« What do I do ? What do I do ?! »
« Le chef d’œuvre annoncé en est un. » Voilà ce qu’on nous dit depuis des semaines, chacun apportant sa caution à ce qui pourrait n’être qu’une habile campagne marketing, chacun, à quelques rares bémols près, expliquant que si lui l’affirme, du haut de sa culture et de ses exigences, c’est que c’est vrai. On peut, ou plutôt on DOIT y aller.
Un chef d’œuvre est atemporel, d’une grande rigueur formelle, il aborde des questions humaines essentielles, nous bouleverse et nous impressionne. Oui, 2001 l’odyssée de l’espace, et Solaris en font partie. Apollo 13, moins.
Il semble y avoir un certain malentendu sur ce film, comme il y en a eu sur La vie d’Adèle, comme il y en aura toujours quand les médias s’empareront à grande échelle d’un « film événement ». Commençons par les dissiper en évoquant ses principales faiblesses.
Gravity est un film américain de divertissement, un survival. Cette simple assertion justifie qu’on y trouve une musique pesante, que le rôle de Clooney soit écrit pour lui (cabotin et classieux, toujours le mot pour rire même au bort de la mort, etc.), que la surenchère ne fasse pas peur aux scénaristes. Elle justifie aussi le fait que le scénario en question soit si mince, qu’il semble suivre un manuel de personal achievement irritant et qui devient franchement pénible lorsqu’il est souligné par les assertions de Bullock qui s’auto-convainc de son héroïsme.
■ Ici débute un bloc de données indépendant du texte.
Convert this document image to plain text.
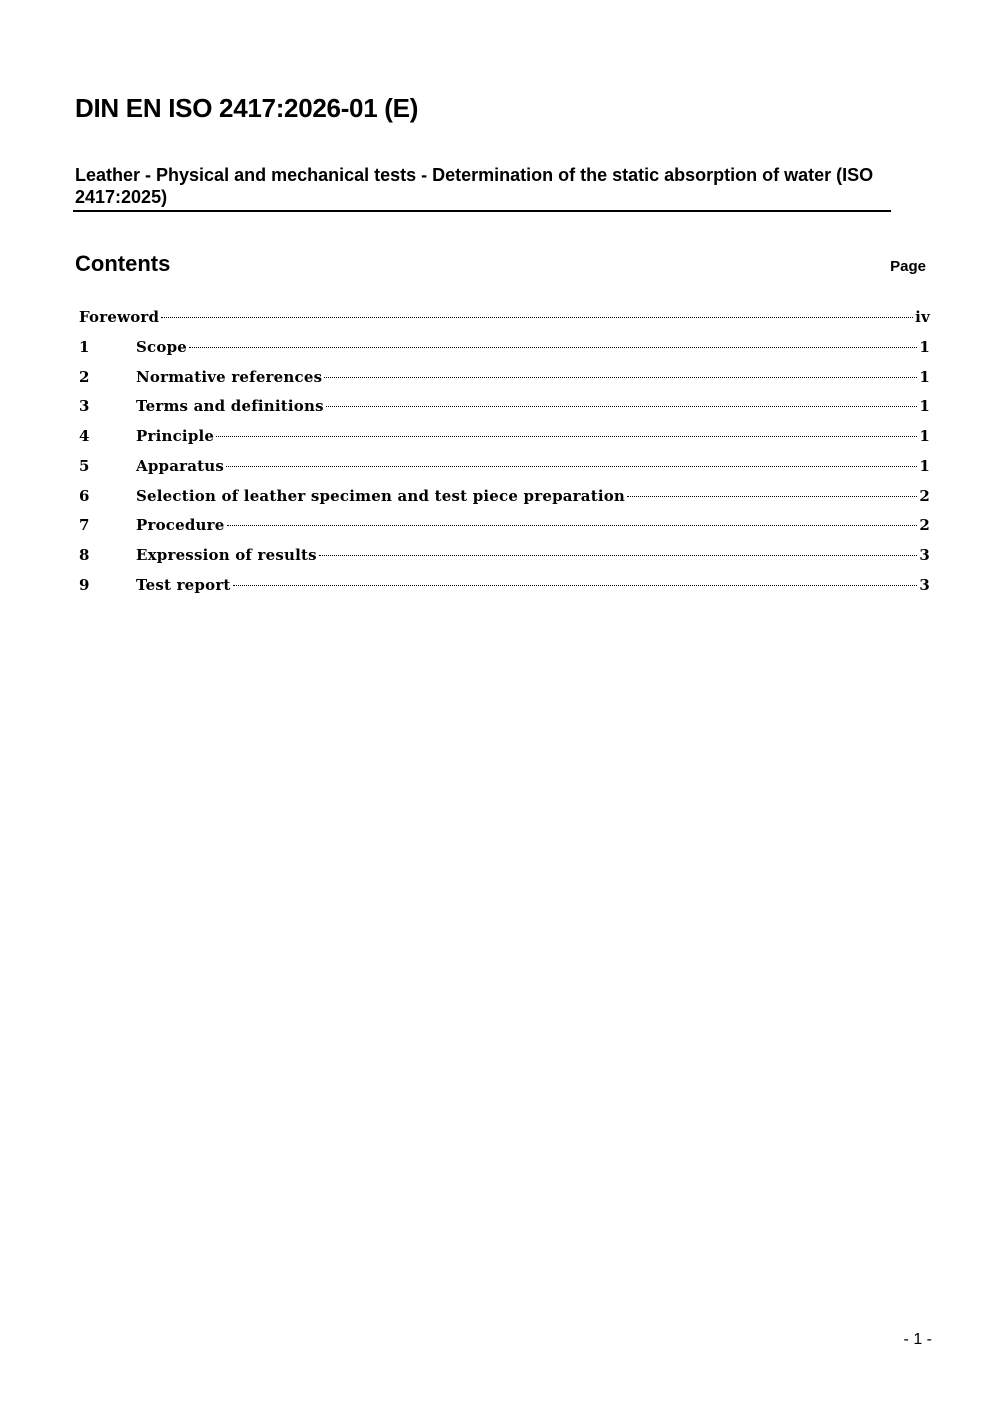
DIN EN ISO 2417:2026-01 (E)
Leather - Physical and mechanical tests - Determination of the static absorption of water (ISO 2417:2025)
Contents	Page
Foreword	iv
1	Scope	1
2	Normative references	1
3	Terms and definitions	1
4	Principle	1
5	Apparatus	1
6	Selection of leather specimen and test piece preparation	2
7	Procedure	2
8	Expression of results	3
9	Test report	3
- 1 -
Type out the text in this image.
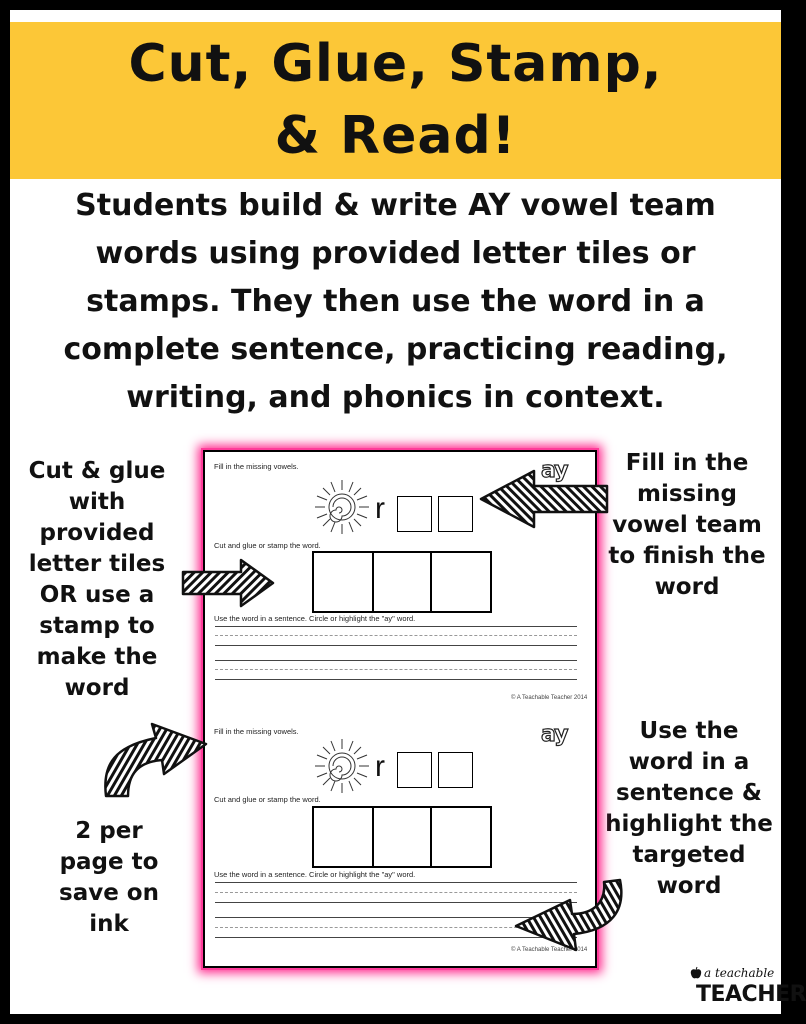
Cut, Glue, Stamp,
& Read!
Students build & write AY vowel team
words using provided letter tiles or
stamps. They then use the word in a
complete sentence, practicing reading,
writing, and phonics in context.
Cut & glue
with
provided
letter tiles
OR use a
stamp to
make the
word
2 per
page to
save on
ink
Fill in the
missing
vowel team
to finish the
word
Use the
word in a
sentence &
highlight the
targeted
word
Fill in the missing vowels.	ay
r
Cut and glue or stamp the word.
Use the word in a sentence. Circle or highlight the "ay" word.
© A Teachable Teacher 2014
Fill in the missing vowels.	ay
r
Cut and glue or stamp the word.
Use the word in a sentence. Circle or highlight the "ay" word.
© A Teachable Teacher 2014
a teachable
TEACHER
Il justifie, enfin, l’ajout superfétatoire du deuil de la fille, certaines lourdeurs symbolistes comme la mère devenue fille dans son bain amniotique d’apesanteur.
Certaines pesanteurs, donc.
Le cinéma est une prestidigitation depuis ses origines. C’est un divertissement qui peut nous montrer l’invisible, recréer le mouvement, et nous proposer un Voyage dans la Lune. Cuaron, à mon sens, ne propose pas autre chose.
Techniquement et plastiquement, le film est parfait. Parfait semble d’ailleurs un mot froid et réducteur. La technique est d’une grande efficacité (à l’exception notable du feu, les flammes numériques, c’est vraiment laid), la plastique est virtuose. L’immersion est totale, et il ne suffit pas de mettre des acteurs devant un green screen pour obtenir ce résultat. On connait, notamment depuis Les fils de l’homme, le goût de Cuaron pour les plans-séquences. Ils sont ici d’autant plus fascinants qu’ils exploitent toutes les ressources du sujet même du film, l’apesanteur. Ballet spatial d’une beauté époustouflante, la magie opère et nous sidère, dès la gigantesque ouverture.
Les scènes qui suivent et s’inscrivent certes dans le cahier des charges du blockbuster, fonctionnent comme rarement. L’inventivité de la pluralité des dangers, l’exhaustivité des ressources visuelles et accessoires est superbe : on cherche à rallier l’arrimage ou à s’en extraire à tout prix, on redoute ce qui vient du néant ou on s’accroche à ce qui s’y dilue, chaque geste compte et se déforme, s’amplifie, se renverse. Depuis quand voit-on des personnages en situation de cliffhanger ? On les retrouve ici, mais on tremble comme jamais pour leur sort.
La construction des images est elle aussi mémorable. On a rarement été aussi fasciné par la profondeur de champ, et les scènes de déstructuration des stations orbitales dans le ralenti propre à l’espace en arrière-plan du protagoniste sont réellement à couper le souffle. On ne sait plus où regarder tout en comprenant bien qu’on a sur la scène le meilleur point de vue possible, tant les échelles varient et les mouvements fluides explorent tout le potentiel visuel de ces séquences. La 3D ne peut que magnifier l’ensemble en lui conférant une lisibilité supplémentaire.
Ne mélangeons donc pas tout. Ce film est un excellent film de divertissement, réellement marquant, formellement virtuose et justifiant à ce titre sa place dans l’histoire du cinéma. Sa première force, c’est de nous faire accepter tout ce qui pourrait lui nuire : oui, le scenario est basique, oui, les lourdeurs sont présentes, et après ? Par sa capacité d’immersion, sa force de frappe, il fait de nous des enfants, et c’est bien l’un des plus grands tours de prestidigitation qui soit.